Straight Line, Cross and Point is a mediation on the terror perpetrated on Black and Brown people. A dot matrix printer receives tweets from those who have experienced police harassment and/or brutality. As the sound from the printer fills the gallery space Fleming draws and post banners on the windows which ultimately obscure his presence with words that refute the graphic descriptions of the tweets.

Prompted by the mediated media exposing the policing and killing of Black bodies, Sherman Fleming goes about his daily activities while wearing a hangman’s noose around his neck.

Sherman Fleming and Lumpy Teddybear invites passersby to consider the contributions of African-Americans to the sport of horseracing as well as the apocryphal origins of the lawn jockey while posing for a picture seated upon a horse.
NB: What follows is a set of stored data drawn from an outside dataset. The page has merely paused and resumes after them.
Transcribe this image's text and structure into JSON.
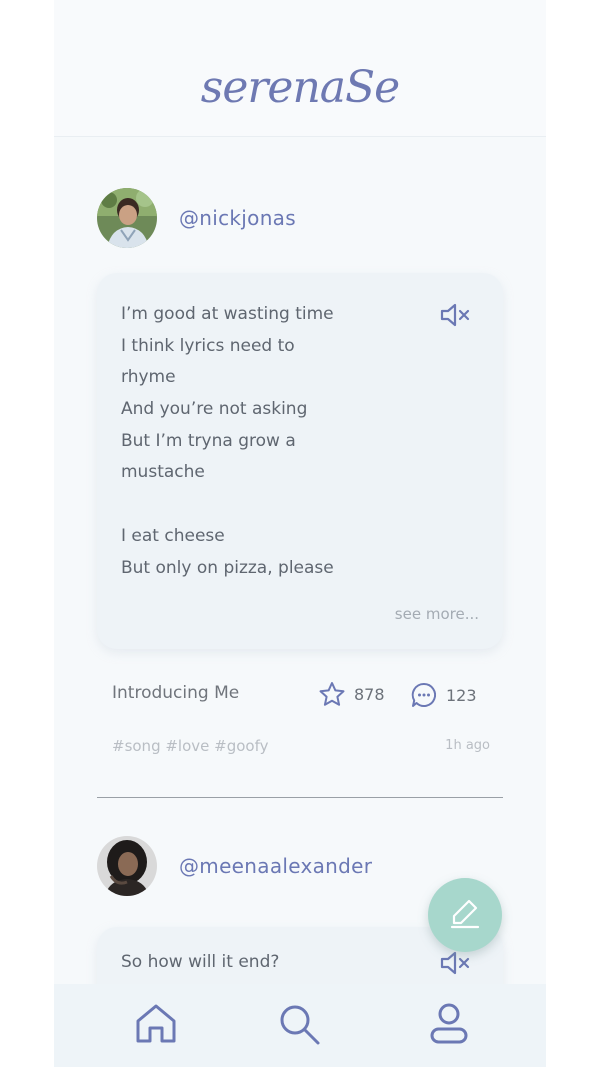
{
  "app": {
    "logo_text": "serenaSe"
  },
  "colors": {
    "accent": "#6b78b4",
    "fab": "#a7d7cc",
    "card": "#eef3f7",
    "text": "#5f6670"
  },
  "posts": [
    {
      "username": "@nickjonas",
      "lyrics": [
        "I’m good at wasting time",
        "I think lyrics need to",
        "rhyme",
        "And you’re not asking",
        "But I’m tryna grow a",
        "mustache",
        "",
        "I eat cheese",
        "But only on pizza, please"
      ],
      "see_more": "see more...",
      "song_title": "Introducing Me",
      "stars": "878",
      "comments": "123",
      "tags": "#song #love #goofy",
      "time_ago": "1h ago"
    },
    {
      "username": "@meenaalexander",
      "lyrics": [
        "So how will it end?"
      ]
    }
  ],
  "icons": {
    "mute": "speaker-mute-icon",
    "star": "star-icon",
    "comment": "comment-icon",
    "fab": "pencil-icon",
    "nav_home": "home-icon",
    "nav_search": "search-icon",
    "nav_profile": "profile-icon"
  }
}
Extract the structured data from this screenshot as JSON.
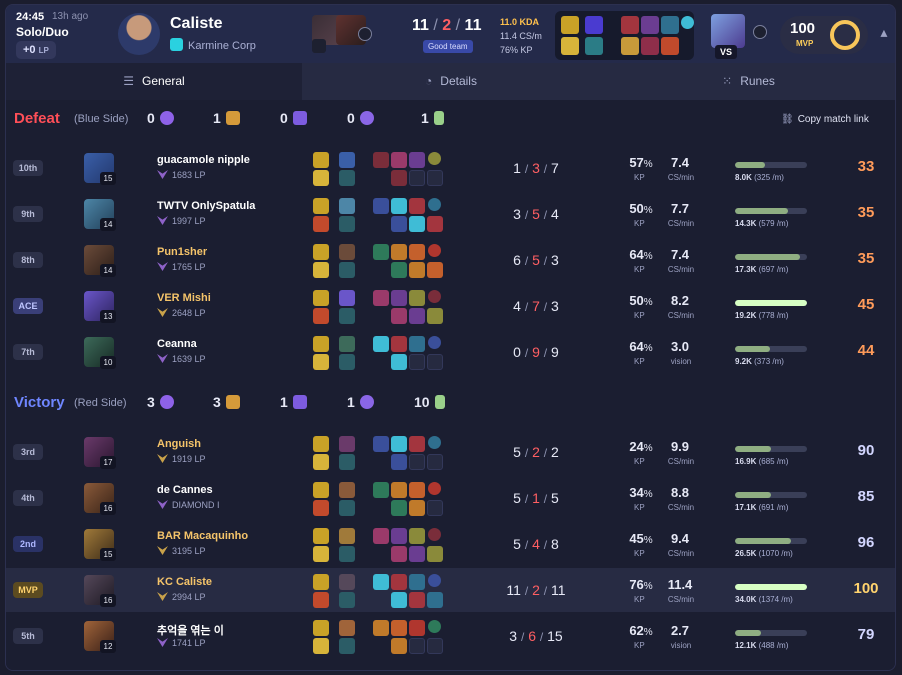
{
  "header": {
    "time": "24:45",
    "ago": "13h ago",
    "queue": "Solo/Duo",
    "lp_change": "+0",
    "lp_unit": "LP",
    "player_name": "Caliste",
    "team_name": "Karmine Corp",
    "kda_k": "11",
    "kda_d": "2",
    "kda_a": "11",
    "kda_sep": "/",
    "tag": "Good team",
    "kda_ratio": "11.0 KDA",
    "cs_per_min": "11.4 CS/m",
    "kp": "76% KP",
    "vs_label": "VS",
    "mvp_score": "100",
    "mvp_label": "MVP"
  },
  "tabs": [
    {
      "label": "General",
      "icon": "list-icon"
    },
    {
      "label": "Details",
      "icon": "pie-icon"
    },
    {
      "label": "Runes",
      "icon": "grid-icon"
    }
  ],
  "defeat": {
    "result": "Defeat",
    "side": "(Blue Side)",
    "objectives": [
      "0",
      "1",
      "0",
      "0",
      "1"
    ],
    "copy_link": "Copy match link",
    "players": [
      {
        "rank": "10th",
        "level": "15",
        "name": "guacamole nipple",
        "lp": "1683 LP",
        "k": "1",
        "d": "3",
        "a": "7",
        "kp": "57",
        "kp_unit": "%",
        "kp_label": "KP",
        "cs": "7.4",
        "cs_label": "CS/min",
        "dmg": "8.0K",
        "dmg_rate": "(325 /m)",
        "dmg_frac": 0.41,
        "score": "33"
      },
      {
        "rank": "9th",
        "level": "14",
        "name": "TWTV OnlySpatula",
        "lp": "1997 LP",
        "k": "3",
        "d": "5",
        "a": "4",
        "kp": "50",
        "kp_unit": "%",
        "kp_label": "KP",
        "cs": "7.7",
        "cs_label": "CS/min",
        "dmg": "14.3K",
        "dmg_rate": "(579 /m)",
        "dmg_frac": 0.74,
        "score": "35"
      },
      {
        "rank": "8th",
        "level": "14",
        "name": "Pun1sher",
        "lp": "1765 LP",
        "k": "6",
        "d": "5",
        "a": "3",
        "kp": "64",
        "kp_unit": "%",
        "kp_label": "KP",
        "cs": "7.4",
        "cs_label": "CS/min",
        "dmg": "17.3K",
        "dmg_rate": "(697 /m)",
        "dmg_frac": 0.9,
        "score": "35"
      },
      {
        "rank": "ACE",
        "level": "13",
        "name": "VER Mishi",
        "lp": "2648 LP",
        "k": "4",
        "d": "7",
        "a": "3",
        "kp": "50",
        "kp_unit": "%",
        "kp_label": "KP",
        "cs": "8.2",
        "cs_label": "CS/min",
        "dmg": "19.2K",
        "dmg_rate": "(778 /m)",
        "dmg_frac": 1.0,
        "score": "45"
      },
      {
        "rank": "7th",
        "level": "10",
        "name": "Ceanna",
        "lp": "1639 LP",
        "k": "0",
        "d": "9",
        "a": "9",
        "kp": "64",
        "kp_unit": "%",
        "kp_label": "KP",
        "cs": "3.0",
        "cs_label": "vision",
        "dmg": "9.2K",
        "dmg_rate": "(373 /m)",
        "dmg_frac": 0.48,
        "score": "44"
      }
    ]
  },
  "victory": {
    "result": "Victory",
    "side": "(Red Side)",
    "objectives": [
      "3",
      "3",
      "1",
      "1",
      "10"
    ],
    "players": [
      {
        "rank": "3rd",
        "level": "17",
        "name": "Anguish",
        "lp": "1919 LP",
        "k": "5",
        "d": "2",
        "a": "2",
        "kp": "24",
        "kp_unit": "%",
        "kp_label": "KP",
        "cs": "9.9",
        "cs_label": "CS/min",
        "dmg": "16.9K",
        "dmg_rate": "(685 /m)",
        "dmg_frac": 0.5,
        "score": "90"
      },
      {
        "rank": "4th",
        "level": "16",
        "name": "de Cannes",
        "lp": "DIAMOND I",
        "k": "5",
        "d": "1",
        "a": "5",
        "kp": "34",
        "kp_unit": "%",
        "kp_label": "KP",
        "cs": "8.8",
        "cs_label": "CS/min",
        "dmg": "17.1K",
        "dmg_rate": "(691 /m)",
        "dmg_frac": 0.5,
        "score": "85"
      },
      {
        "rank": "2nd",
        "level": "15",
        "name": "BAR Macaquinho",
        "lp": "3195 LP",
        "k": "5",
        "d": "4",
        "a": "8",
        "kp": "45",
        "kp_unit": "%",
        "kp_label": "KP",
        "cs": "9.4",
        "cs_label": "CS/min",
        "dmg": "26.5K",
        "dmg_rate": "(1070 /m)",
        "dmg_frac": 0.78,
        "score": "96"
      },
      {
        "rank": "MVP",
        "level": "16",
        "name": "KC Caliste",
        "lp": "2994 LP",
        "k": "11",
        "d": "2",
        "a": "11",
        "kp": "76",
        "kp_unit": "%",
        "kp_label": "KP",
        "cs": "11.4",
        "cs_label": "CS/min",
        "dmg": "34.0K",
        "dmg_rate": "(1374 /m)",
        "dmg_frac": 1.0,
        "score": "100"
      },
      {
        "rank": "5th",
        "level": "12",
        "name": "추억을 엮는 이",
        "lp": "1741 LP",
        "k": "3",
        "d": "6",
        "a": "15",
        "kp": "62",
        "kp_unit": "%",
        "kp_label": "KP",
        "cs": "2.7",
        "cs_label": "vision",
        "dmg": "12.1K",
        "dmg_rate": "(488 /m)",
        "dmg_frac": 0.36,
        "score": "79"
      }
    ]
  },
  "colors": {
    "defeat": "#ff4f58",
    "victory": "#6f86ff",
    "mvp_gold": "#ffd36e",
    "death_red": "#ff5f63",
    "damage_bar": "#8fae82",
    "damage_bar_top": "#d7ffc4"
  }
}
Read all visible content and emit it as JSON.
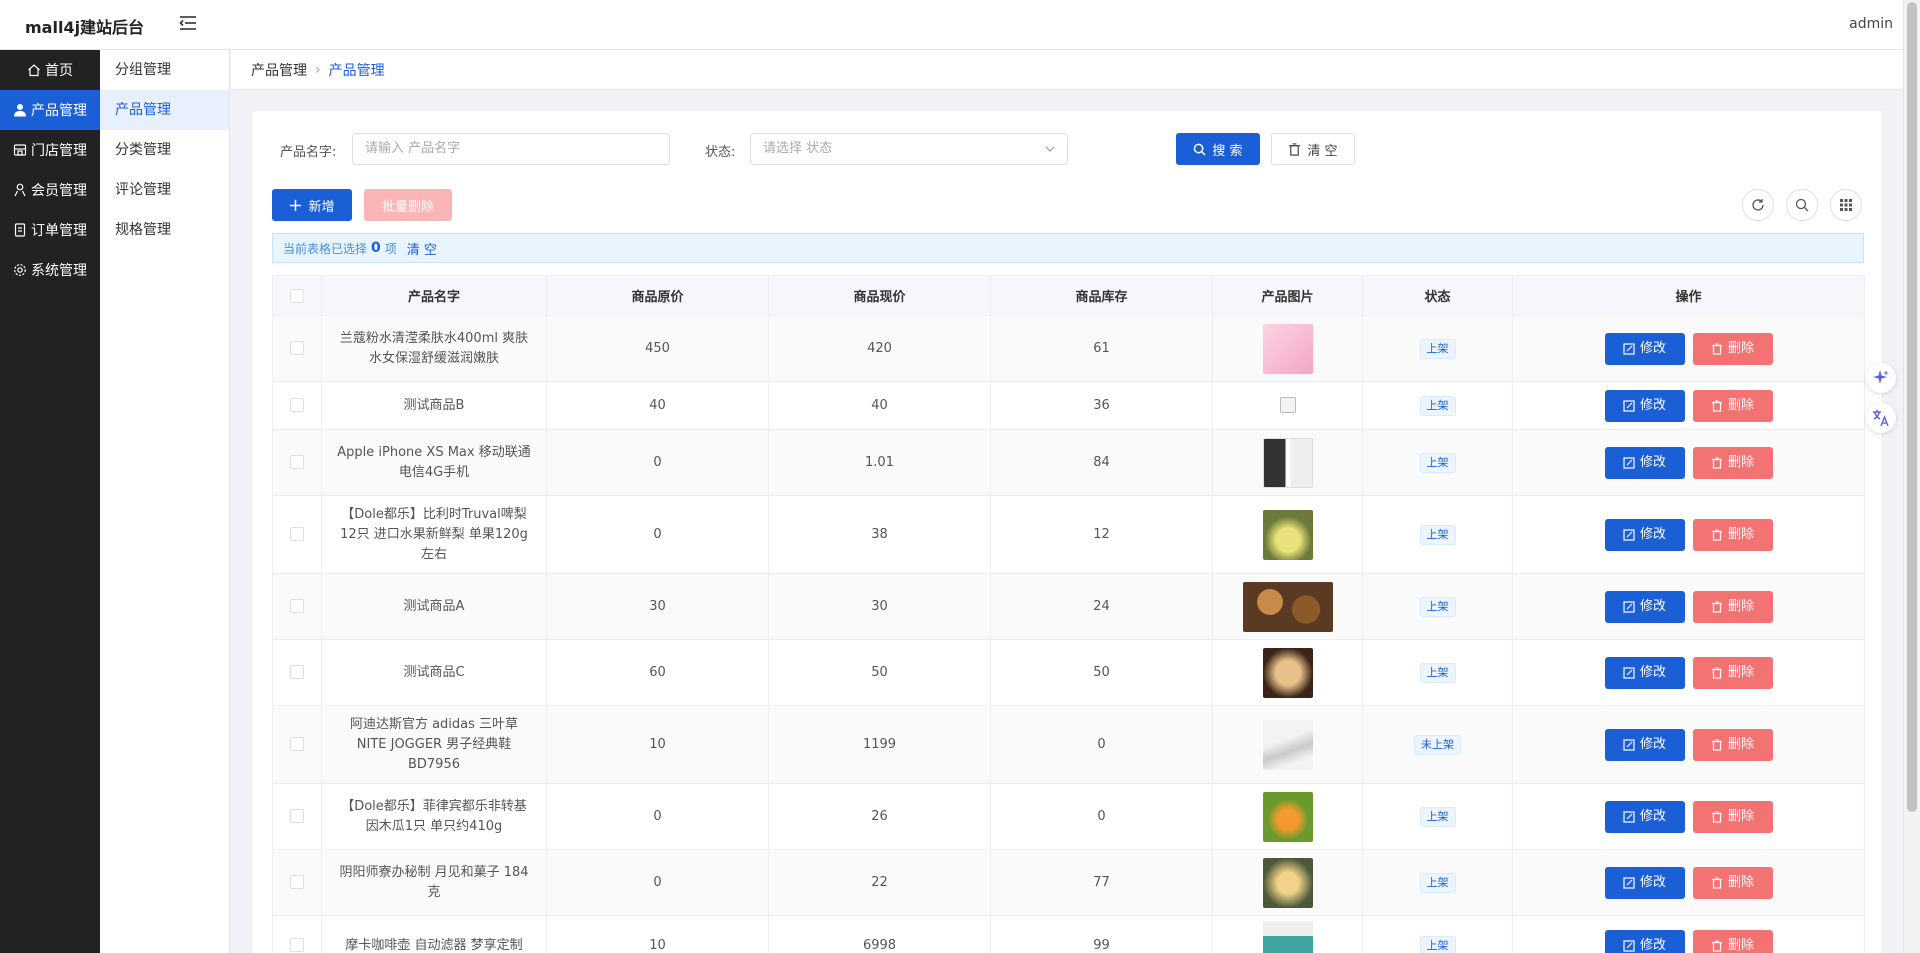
{
  "app": {
    "title": "mall4j建站后台",
    "user": "admin"
  },
  "sidebar": [
    {
      "label": "首页",
      "icon": "home-icon"
    },
    {
      "label": "产品管理",
      "icon": "user-icon",
      "active": true
    },
    {
      "label": "门店管理",
      "icon": "store-icon"
    },
    {
      "label": "会员管理",
      "icon": "member-icon"
    },
    {
      "label": "订单管理",
      "icon": "order-icon"
    },
    {
      "label": "系统管理",
      "icon": "gear-icon"
    }
  ],
  "subnav": [
    {
      "label": "分组管理"
    },
    {
      "label": "产品管理",
      "active": true
    },
    {
      "label": "分类管理"
    },
    {
      "label": "评论管理"
    },
    {
      "label": "规格管理"
    }
  ],
  "breadcrumb": {
    "parent": "产品管理",
    "current": "产品管理"
  },
  "search": {
    "name_label": "产品名字:",
    "name_placeholder": "请输入 产品名字",
    "status_label": "状态:",
    "status_placeholder": "请选择 状态",
    "search_btn": "搜 索",
    "clear_btn": "清 空"
  },
  "toolbar": {
    "add_btn": "新增",
    "batch_delete_btn": "批量删除"
  },
  "selection": {
    "prefix": "当前表格已选择",
    "count": "0",
    "suffix": "项",
    "clear": "清 空"
  },
  "table": {
    "headers": [
      "产品名字",
      "商品原价",
      "商品现价",
      "商品库存",
      "产品图片",
      "状态",
      "操作"
    ],
    "edit_label": "修改",
    "delete_label": "删除",
    "rows": [
      {
        "name": "兰蔻粉水清滢柔肤水400ml 爽肤水女保湿舒缓滋润嫩肤",
        "original": "450",
        "price": "420",
        "stock": "61",
        "status": "上架",
        "img": "pink-bottle"
      },
      {
        "name": "测试商品B",
        "original": "40",
        "price": "40",
        "stock": "36",
        "status": "上架",
        "img": "broken"
      },
      {
        "name": "Apple iPhone XS Max 移动联通电信4G手机",
        "original": "0",
        "price": "1.01",
        "stock": "84",
        "status": "上架",
        "img": "phone"
      },
      {
        "name": "【Dole都乐】比利时Truval啤梨 12只 进口水果新鲜梨 单果120g左右",
        "original": "0",
        "price": "38",
        "stock": "12",
        "status": "上架",
        "img": "pear"
      },
      {
        "name": "测试商品A",
        "original": "30",
        "price": "30",
        "stock": "24",
        "status": "上架",
        "img": "donuts"
      },
      {
        "name": "测试商品C",
        "original": "60",
        "price": "50",
        "stock": "50",
        "status": "上架",
        "img": "pastry"
      },
      {
        "name": "阿迪达斯官方 adidas 三叶草 NITE JOGGER 男子经典鞋 BD7956",
        "original": "10",
        "price": "1199",
        "stock": "0",
        "status": "未上架",
        "img": "shoe"
      },
      {
        "name": "【Dole都乐】菲律宾都乐非转基因木瓜1只 单只约410g",
        "original": "0",
        "price": "26",
        "stock": "0",
        "status": "上架",
        "img": "papaya"
      },
      {
        "name": "阴阳师寮办秘制 月见和菓子 184克",
        "original": "0",
        "price": "22",
        "stock": "77",
        "status": "上架",
        "img": "mooncake"
      },
      {
        "name": "摩卡咖啡壶 自动滤器 梦享定制",
        "original": "10",
        "price": "6998",
        "stock": "99",
        "status": "上架",
        "img": "teal"
      }
    ]
  }
}
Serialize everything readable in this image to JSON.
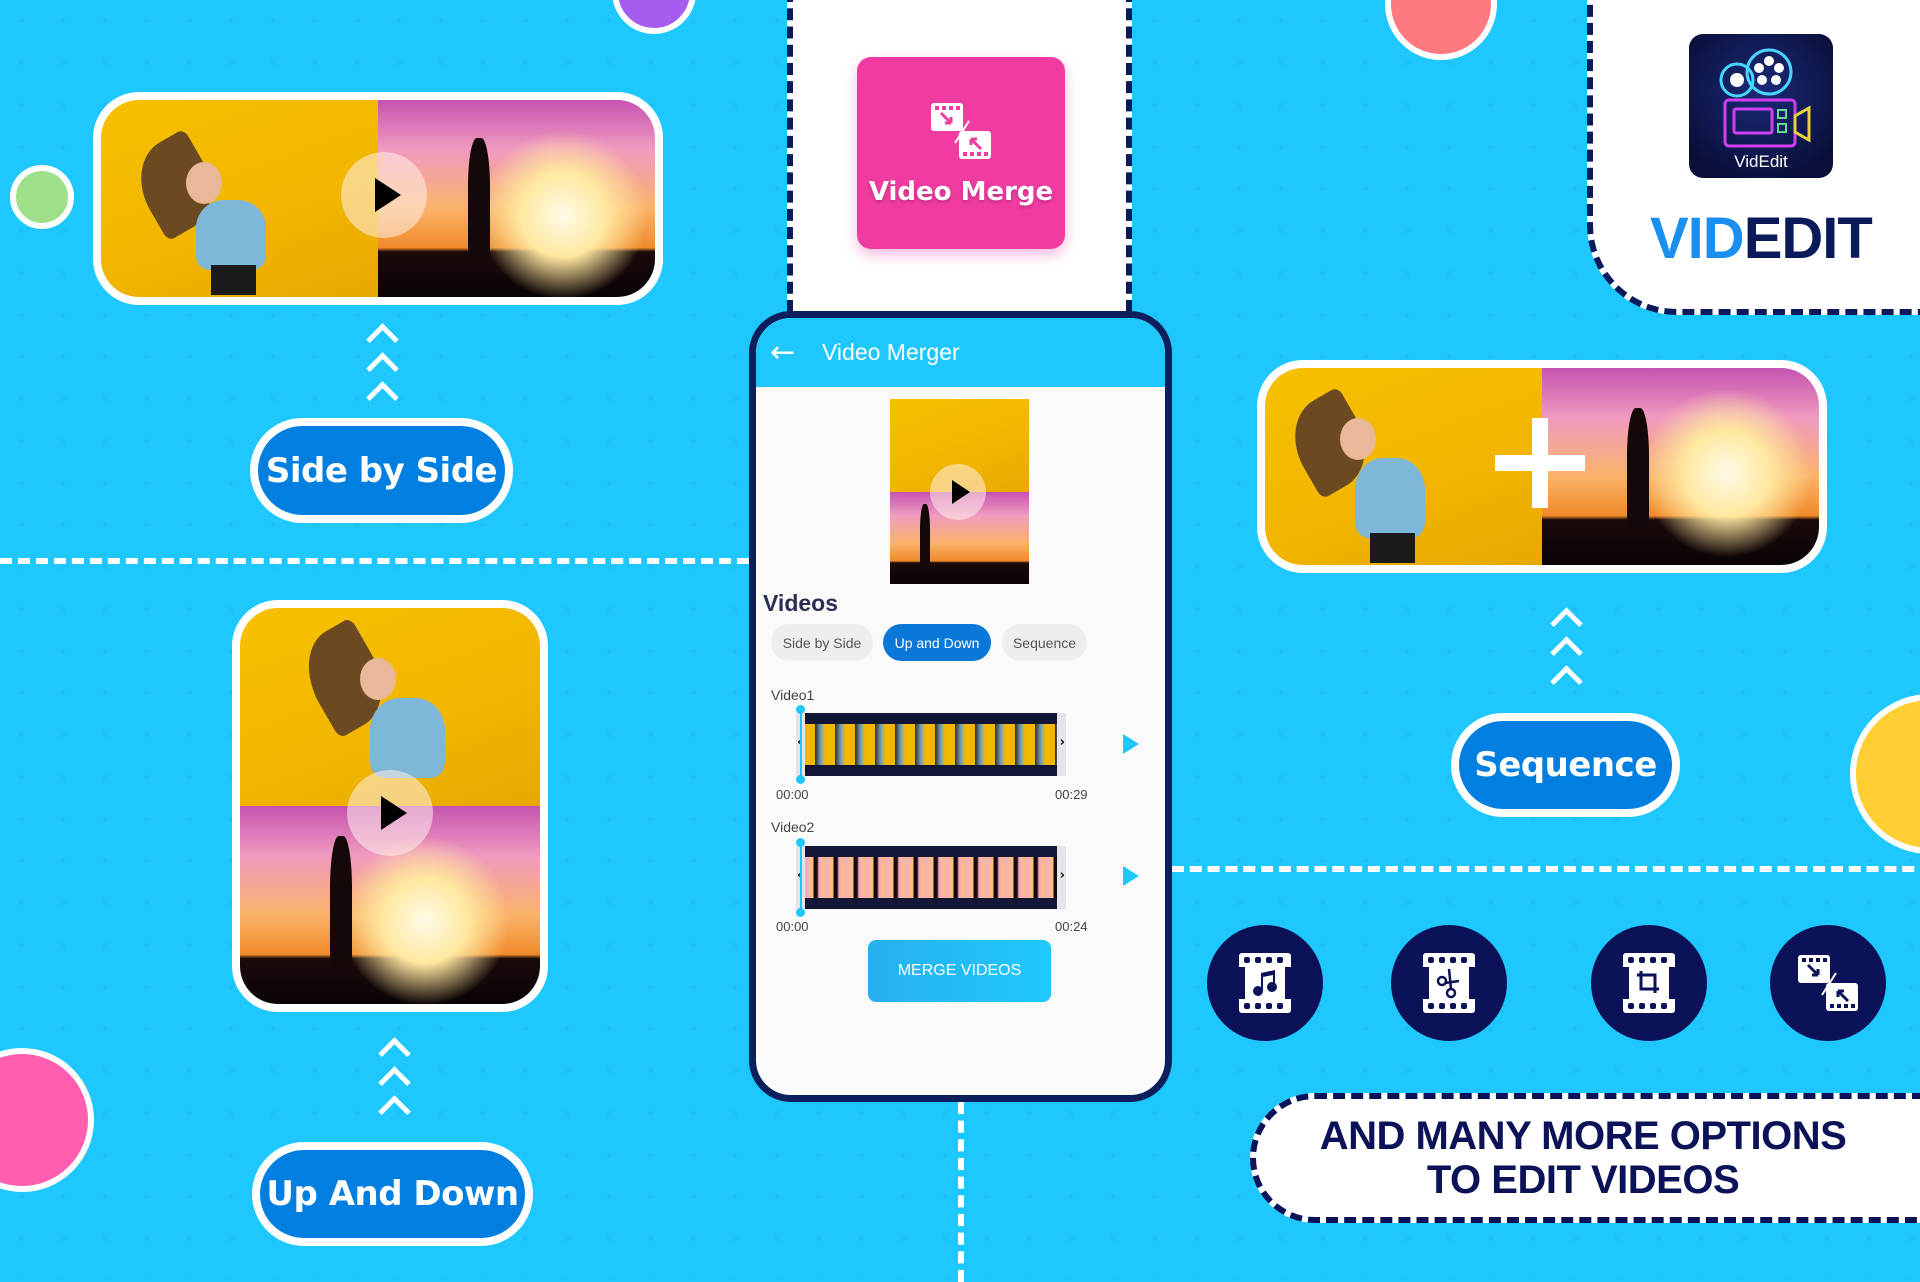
{
  "colors": {
    "background": "#1ec8fe",
    "navy": "#0b1257",
    "pill_blue": "#007fe0",
    "merge_tile_pink": "#f03ba0",
    "brand_blue": "#1a8ff0"
  },
  "demos": {
    "side_by_side": {
      "label": "Side by Side",
      "icon": "play-icon"
    },
    "up_and_down": {
      "label": "Up And Down",
      "icon": "play-icon"
    },
    "sequence": {
      "label": "Sequence",
      "icon": "plus-icon"
    }
  },
  "feature_tile": {
    "label": "Video Merge",
    "icon": "video-merge-icon"
  },
  "brand": {
    "logo_caption": "VidEdit",
    "name_part1": "VID",
    "name_part2": "EDIT"
  },
  "phone": {
    "appbar": {
      "back_icon": "arrow-left-icon",
      "title": "Video Merger"
    },
    "section_title": "Videos",
    "modes": [
      {
        "label": "Side by Side",
        "selected": false
      },
      {
        "label": "Up and Down",
        "selected": true
      },
      {
        "label": "Sequence",
        "selected": false
      }
    ],
    "videos": [
      {
        "label": "Video1",
        "start": "00:00",
        "end": "00:29"
      },
      {
        "label": "Video2",
        "start": "00:00",
        "end": "00:24"
      }
    ],
    "merge_button": "MERGE VIDEOS"
  },
  "tools": [
    {
      "icon": "film-music-icon"
    },
    {
      "icon": "film-cut-icon"
    },
    {
      "icon": "film-crop-icon"
    },
    {
      "icon": "video-merge-icon"
    }
  ],
  "tagline": {
    "line1": "AND MANY MORE OPTIONS",
    "line2": "TO EDIT VIDEOS"
  }
}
The performance muses on the adage “men act, women appear.” Fleming, with the assistance of Bethe Bronson and Haig Paul lies buried in a pit of sugar while of projection of him dances behind him. Fleming lies dormant in the pit as Bronson selects and changes her clothes, but also, selects and copies texts from a stack of books that feature themes on the body and representation.

AxVapor is a durational performance. Fleming spins on duckpin balls until he falls down. He repeats this movement, extending the duration of the spinning and which makes a more dramatic fall. The spinning and falling are equivalent in this action.

Western History As a 3-Story Building (Prelude). Sherman Fleming and Kristine Stiles collaborate in this performance by pressing a board between their bodies as they beat out a rhythm on each other’s buttocks.

Sherman Fleming and Kristine Stiles collaborate in a performance that illustrates the racially twinned expressions of trauma and erotism.

Terry Adkins and Sherman Fleming. ICA. Philadelphia, PA. Adkins and Fleming create a state of becoming.